As I explained in a previous post, etymologically, ‘weird’ means ‘fate’ and in the way I am speaking of it is also synonymous with the process of individuation; becoming one’s true and whole (unique) self. In this context, we might think of fate as a divine blueprint with which, to a certain extent, we can choose whether or not to align ourselves.
Have I written about ‘trust’ yet? It is so related to everything I have written that I may not have made it the focus of a post. Well, even if I have, I think it is an important enough topic to warrant any number of discussions. And what and how to trust ourselves and Life is, in a way, what this whole topic of weird (as in fate and individuation – becoming our true and whole selves) is about.
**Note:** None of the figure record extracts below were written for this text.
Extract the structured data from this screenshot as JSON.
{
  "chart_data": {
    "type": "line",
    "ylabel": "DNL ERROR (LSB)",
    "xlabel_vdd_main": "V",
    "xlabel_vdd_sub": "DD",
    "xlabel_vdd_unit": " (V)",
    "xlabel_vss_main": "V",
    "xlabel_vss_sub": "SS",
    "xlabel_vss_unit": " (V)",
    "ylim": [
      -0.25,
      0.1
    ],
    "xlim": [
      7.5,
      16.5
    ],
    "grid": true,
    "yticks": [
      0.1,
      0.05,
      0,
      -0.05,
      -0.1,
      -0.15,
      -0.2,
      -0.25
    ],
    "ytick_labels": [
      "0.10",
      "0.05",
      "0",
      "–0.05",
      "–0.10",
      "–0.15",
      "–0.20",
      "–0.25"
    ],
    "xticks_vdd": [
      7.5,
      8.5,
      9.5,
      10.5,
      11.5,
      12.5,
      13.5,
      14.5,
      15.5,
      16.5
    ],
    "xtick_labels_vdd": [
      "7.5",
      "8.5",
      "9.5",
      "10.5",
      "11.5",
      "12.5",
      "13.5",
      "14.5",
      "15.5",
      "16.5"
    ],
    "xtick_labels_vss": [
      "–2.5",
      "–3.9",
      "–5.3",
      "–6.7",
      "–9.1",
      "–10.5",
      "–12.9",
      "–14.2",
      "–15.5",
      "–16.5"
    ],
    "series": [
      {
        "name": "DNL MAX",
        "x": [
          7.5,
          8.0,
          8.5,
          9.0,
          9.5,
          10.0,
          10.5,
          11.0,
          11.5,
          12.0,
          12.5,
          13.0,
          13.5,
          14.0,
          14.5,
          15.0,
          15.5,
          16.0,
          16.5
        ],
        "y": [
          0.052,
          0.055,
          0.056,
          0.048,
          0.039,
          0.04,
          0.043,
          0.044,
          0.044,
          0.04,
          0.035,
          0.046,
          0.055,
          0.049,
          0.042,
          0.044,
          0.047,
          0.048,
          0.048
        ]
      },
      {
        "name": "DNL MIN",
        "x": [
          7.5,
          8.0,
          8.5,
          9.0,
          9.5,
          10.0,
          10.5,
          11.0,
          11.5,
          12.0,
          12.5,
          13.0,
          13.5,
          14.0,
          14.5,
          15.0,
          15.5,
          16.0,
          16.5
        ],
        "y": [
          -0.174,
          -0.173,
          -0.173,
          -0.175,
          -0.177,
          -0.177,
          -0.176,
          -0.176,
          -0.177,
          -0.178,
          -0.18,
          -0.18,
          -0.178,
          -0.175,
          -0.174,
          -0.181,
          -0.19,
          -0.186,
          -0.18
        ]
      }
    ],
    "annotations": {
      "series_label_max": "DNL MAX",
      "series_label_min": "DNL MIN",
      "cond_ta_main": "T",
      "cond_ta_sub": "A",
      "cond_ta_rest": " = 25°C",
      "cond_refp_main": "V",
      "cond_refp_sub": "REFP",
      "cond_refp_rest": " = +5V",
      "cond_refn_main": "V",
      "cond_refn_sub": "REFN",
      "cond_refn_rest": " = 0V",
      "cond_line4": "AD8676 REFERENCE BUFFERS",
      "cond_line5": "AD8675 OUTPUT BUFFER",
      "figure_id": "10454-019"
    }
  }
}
We need a certain level of trust in ourselves and in Life to live from who we are and bring forward our unique gifts. We need to trust other people too, though we can’t always depend on them to like what we are saying or doing or expressing when we are being true to ourselves. But we can trust that they, too, have wisdom, resources, and a unique blueprint within themselves, which they can choose to attune to. In any case, it is crucial we trust and support ourselves even when others don’t recognize us or show encouragement.
‘What do I trust in life?’ is a really important question. Maybe you find it difficult to trust at all. Eric Erikson, developmental psychologist and stage theorist believed that trust is our first “challenge” and conflict to resolve. That is, from the very beginning all infants need a secure sense of being cared for physically and emotionally. Then they will be able to carry this trust forward while moving on to the next stages. He acknowledges that no infant is going to have all their needs met, but trust needs to develop enough to be stronger than mistrust. Otherwise, difficulties in relationship and life in general will persist, and we will have a hard time listening to and trusting ourselves, until this wound is healed.
Trust implies that we are able to relax and sink into ourselves, feeling rooted in this earth we live on and in our bodies. We can trust our instincts and other inner messages. Through trauma (such as not receiving solid care in infancy) we disconnect (dissociate is the clinical term) from our feelings and body messages, and therefore ourselves. If our environment feels unsafe and even dangerous, we will be unable to feel securely held by Life and will have little sense of a solid foundation. We will become disembodied, in a sense, and live in our heads where it feels safer.
Our developing ego will become anxious and feel a need to take control but it will be unable to find a centre to refer back to for guidance. It will plan and set agendas, and these may have nothing to do with our natural unfolding. We will look outward to society, the media, to trends, and other outer authority for how to live – or we reject everything and take on a me against the world approach. In either case we may believe ourselves to be the masters of our lives, yet we are so estranged from ourselves, we have no means of connection and can only crash at some point. Which might very well be the best thing for us, as we have a chance to re-root ourselves in solid ground.
Besides trusting ourselves we need to trust the process of life, allowing things to unfold, attuning to what comes forward, and co-creating with Life. We accept that life is an ongoing Mystery full of surprises and delights that are far beyond anything” we could have ask for or imagine.”
Trust doesn’t mean we won’t face challenge or hurt, but we can trust ourselves to withstand (stand with) and transform through it and discover that our self, our nature, has remained in support of us all along. Eventually we realize our self is connected to everything and that Life itself has been holding us and caring for us all along.